Чиркнув спичкой о бумазейные штаны, он зажег огарок.
Боясь все-таки с минуты на минуту чьего-либо появления, он держался поблизости от веревки и обегал глазами углы комнаты, слабо освещенные бледным пламенем свечи.
Он вертелся вокруг себя, то поднимая, то опуская свечу, внимательно оглядывая стены.
Вид массивной входной двери, обитой медью, вызвал у него улыбку тщеславия.
Две другие двери, очевидно, во внутренние покои, блестели своими отполированными, как зеркало, дубовыми филенками.
Длинная вешалка из того же дерева на грузных подставках шла вдоль стены, где пара тяжелых драпировок скрывала, очевидно, два окна.
На одном из крючков вешалки висела серая летняя фетровая шляпа и запыленный зонтик.
У обеих внутренних дверей стояло по кожаному креслу из резного дуба в средневековом флорентийском стиле, а между ними массивный ларь, напоминающий монастырские сидения.
В то время как Тапиока с гримасой разочарования производил осмотр этой строгой в своей простоте обстановки, в соседней комнате слегка скрипнул стул.
Тапиока инстинктивно съежился, вытаращив глаза по направлению звука.

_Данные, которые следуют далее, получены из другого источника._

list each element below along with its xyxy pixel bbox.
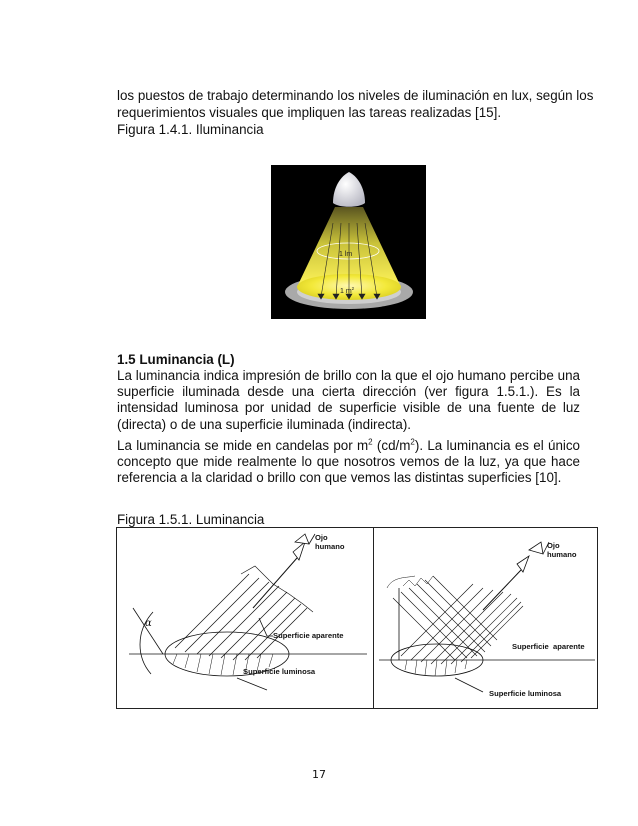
apparent-surface-label-right-1: Superficie [512,642,549,651]
section-heading: 1.5 Luminancia (L) [117,352,235,367]
eye-label-left-1: Ojo [315,533,328,542]
lumen-label: 1 lm [339,251,353,258]
angle-label: α [145,618,152,629]
page-number: 17 [312,768,326,781]
figure-caption-1: Figura 1.4.1. Iluminancia [117,122,264,137]
eye-label-left-2: humano [315,542,345,551]
apparent-surface-label-left: Superficie aparente [273,631,344,640]
luminance-diagram [117,528,597,708]
apparent-surface-label-right-2: aparente [553,642,585,651]
eye-label-right-1: Ojo [547,541,560,550]
figure-divider [373,528,374,708]
intro-line-2: requerimientos visuales que impliquen las tareas realizadas [15]. [117,105,502,120]
eye-label-right-2: humano [547,550,577,559]
luminance-figure [116,527,598,709]
luminance-paragraph-2: La luminancia se mide en candelas por $m^2$ $(cd/m^2)$. La luminancia es el único concepto que mide realmente lo que nosotros vemos de la luz, ya que hace referencia a la claridad o brillo con que vemos las distintas superficies [10]. [117,437,581,486]
luminous-surface-label-left: Superficie luminosa [243,667,316,676]
luminous-surface-label-right: Superficie luminosa [489,689,562,698]
illuminance-illustration [271,165,426,319]
figure-caption-2: Figura 1.5.1. Luminancia [117,512,265,527]
lamp-icon [333,172,365,207]
area-label: 1 $m^2$ [340,286,355,295]
intro-line-1: los puestos de trabajo determinando los niveles de iluminación en lux, según los [117,88,594,103]
right-diagram [379,542,595,692]
luminance-paragraph-1: La luminancia indica impresión de brillo con la que el ojo humano percibe una superficie iluminada desde una cierta dirección (ver figura 1.5.1.). Es la intensidad luminosa por unidad de superficie visible de una fuente de luz (directa) o de una superficie iluminada (indirecta). [117,368,580,432]
illuminance-figure [271,165,426,319]
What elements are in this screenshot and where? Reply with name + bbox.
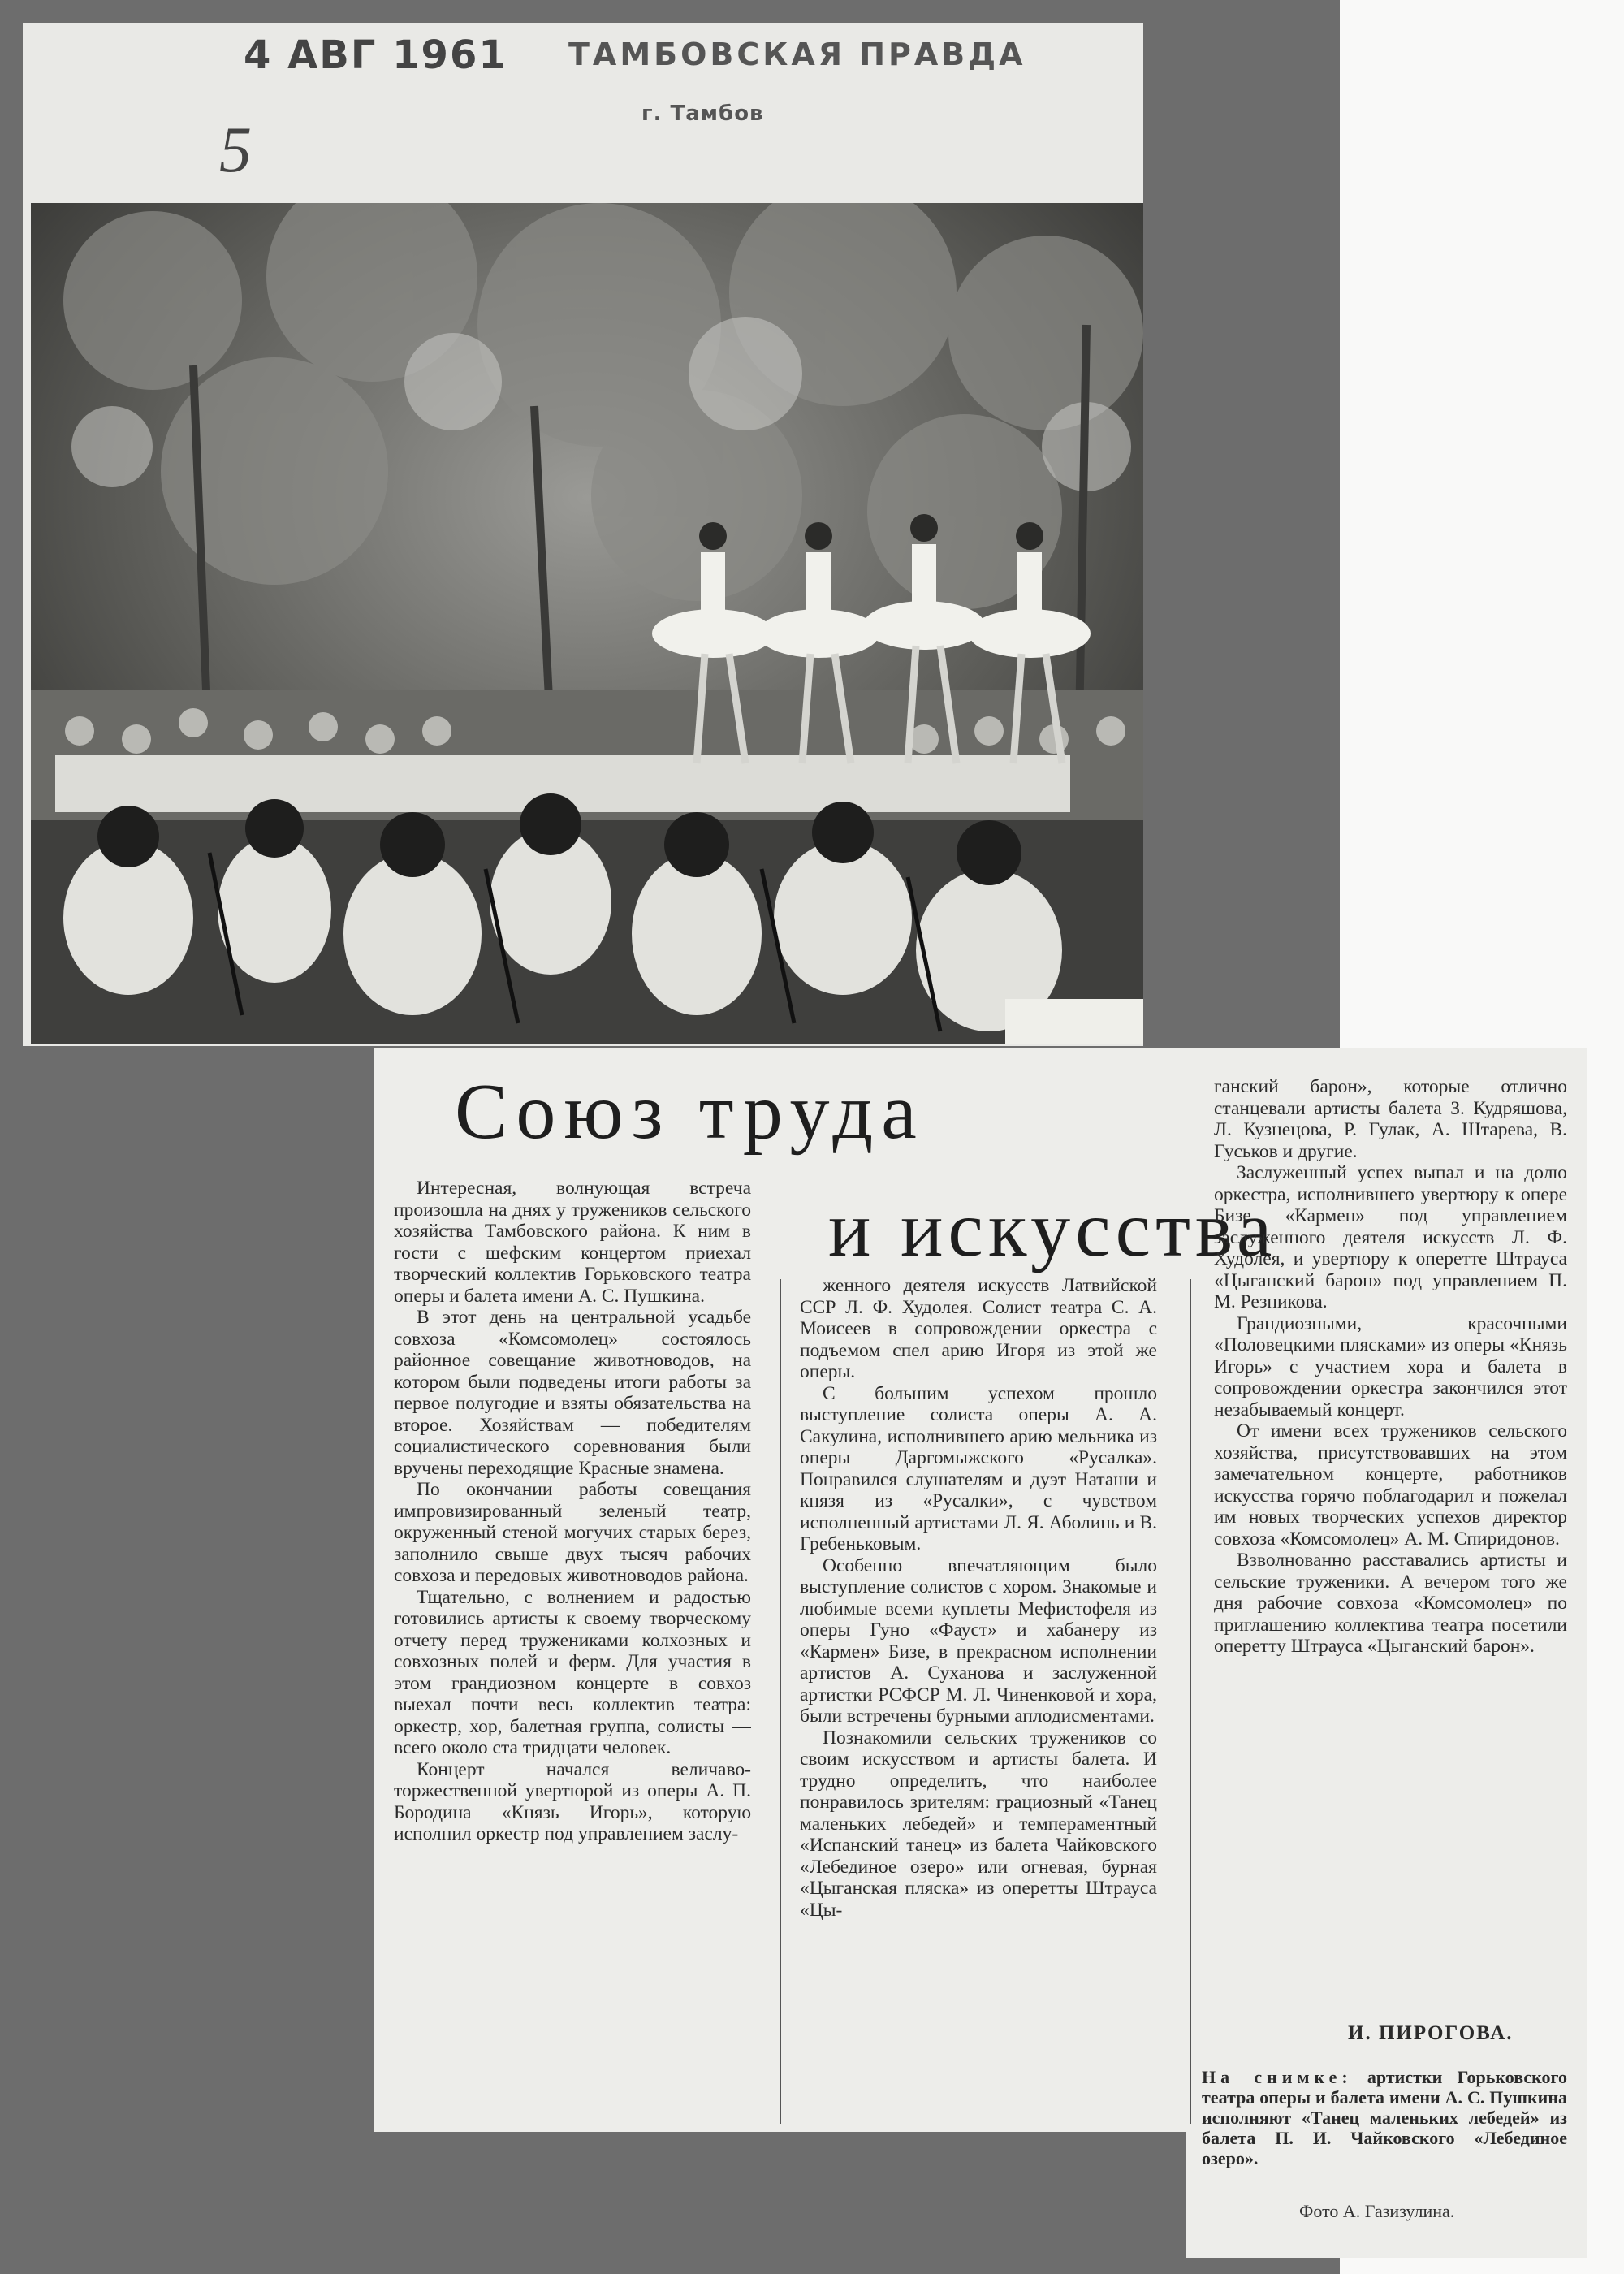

– Любопытная штука… – бормотал он, успокоенный последующей глубокой тишиной. – Когда никого нет, чувствуешь себя хуже, чем тогда, когда кто-нибудь есть…
Он поставил огарок на пол и минуту размышлял.
– Здесь нашему брату делать нечего, – решил он, бросив еще раз взгляд на мебель, и двинулся к двери. Стук башмаков гулко раздавался в пустоте.
Он вернулся, сел на ларь и принялся разуваться.
Эта операция, бесспорно крайне фамильярная, восстановила его душевное спокойствие и благодушное остроумие.
– Вишь вот, – усмехнулся он, отодвигая босой ногой башмаки, – «господа» при входе в чужой дом шляпу снимают, а я – башмаки… Между ними и мной, должно быть, только эта разница и есть…
В этот момент из угла передней в несколько приемов затрещал звонок.